Complete silence surrounded them. There was no sign of the Lilias in the night. Sabina would still be beneath the altar.

“I’ll go to her.” The Father heaved a sigh. “To Sabina. I’ll take her a glass of wine.”

In fact, he already had a glass of wine in his hand. He seized the only burning candle in the other.

Tancredo remained frozen in his seat. He wanted to say something, to warn the Father, but it was impossible. He felt nauseous and, simultaneously, had the urge to laugh.

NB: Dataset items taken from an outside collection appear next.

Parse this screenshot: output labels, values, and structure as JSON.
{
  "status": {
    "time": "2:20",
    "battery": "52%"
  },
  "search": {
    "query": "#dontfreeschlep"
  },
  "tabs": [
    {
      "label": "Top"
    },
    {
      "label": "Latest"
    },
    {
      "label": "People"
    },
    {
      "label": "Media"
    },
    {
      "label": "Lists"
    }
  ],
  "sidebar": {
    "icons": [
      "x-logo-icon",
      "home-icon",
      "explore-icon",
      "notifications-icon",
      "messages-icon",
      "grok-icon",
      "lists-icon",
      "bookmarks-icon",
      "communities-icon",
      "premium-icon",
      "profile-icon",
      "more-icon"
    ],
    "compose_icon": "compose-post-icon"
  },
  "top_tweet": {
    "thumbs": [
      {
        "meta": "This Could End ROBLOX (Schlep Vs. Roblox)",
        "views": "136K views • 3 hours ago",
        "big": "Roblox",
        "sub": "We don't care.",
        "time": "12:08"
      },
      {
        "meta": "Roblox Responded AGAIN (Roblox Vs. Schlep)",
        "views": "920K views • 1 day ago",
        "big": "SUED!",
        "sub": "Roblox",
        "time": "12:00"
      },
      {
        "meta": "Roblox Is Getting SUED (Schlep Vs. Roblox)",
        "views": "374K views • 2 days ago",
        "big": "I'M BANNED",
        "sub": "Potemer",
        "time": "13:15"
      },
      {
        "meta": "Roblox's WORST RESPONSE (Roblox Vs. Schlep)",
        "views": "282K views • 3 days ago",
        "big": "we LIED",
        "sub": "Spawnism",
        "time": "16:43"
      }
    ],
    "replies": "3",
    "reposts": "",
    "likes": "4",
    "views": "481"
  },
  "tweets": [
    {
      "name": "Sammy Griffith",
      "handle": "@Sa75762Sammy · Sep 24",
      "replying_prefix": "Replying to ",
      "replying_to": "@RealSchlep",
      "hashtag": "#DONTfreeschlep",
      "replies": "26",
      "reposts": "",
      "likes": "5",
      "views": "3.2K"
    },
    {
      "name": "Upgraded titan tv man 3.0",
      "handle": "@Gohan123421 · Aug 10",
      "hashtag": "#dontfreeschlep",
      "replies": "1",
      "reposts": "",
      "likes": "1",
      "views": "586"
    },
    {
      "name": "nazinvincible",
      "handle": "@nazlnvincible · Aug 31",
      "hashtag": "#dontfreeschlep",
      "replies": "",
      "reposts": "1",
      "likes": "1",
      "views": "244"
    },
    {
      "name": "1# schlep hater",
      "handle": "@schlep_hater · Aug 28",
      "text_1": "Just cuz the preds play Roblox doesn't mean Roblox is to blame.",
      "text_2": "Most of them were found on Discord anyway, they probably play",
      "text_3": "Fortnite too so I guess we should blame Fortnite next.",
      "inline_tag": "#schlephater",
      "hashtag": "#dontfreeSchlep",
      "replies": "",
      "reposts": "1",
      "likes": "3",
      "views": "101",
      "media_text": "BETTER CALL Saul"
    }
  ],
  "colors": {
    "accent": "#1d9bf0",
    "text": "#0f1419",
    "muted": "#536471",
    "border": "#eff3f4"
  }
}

“I’ll go to her,” the Father repeated. “No one else must find her beneath the altar; what would her godfather, Celeste Machado, do? He’s a bad-tempered man, I know him all too well.” He rubbed his exhausted face. “What I’ll say to her, I do not know. I’ll sing her that poem by Saint Teresa of Avila.” Here Matamoros put his lips close to the hunchback’s ear and recited: “Let nothing disturb thee, nothing affright thee, all things are passing, God never changeth, patient endurance attaineth to all things, who God possesseth in nothing is wanting, alone God sufficeth.”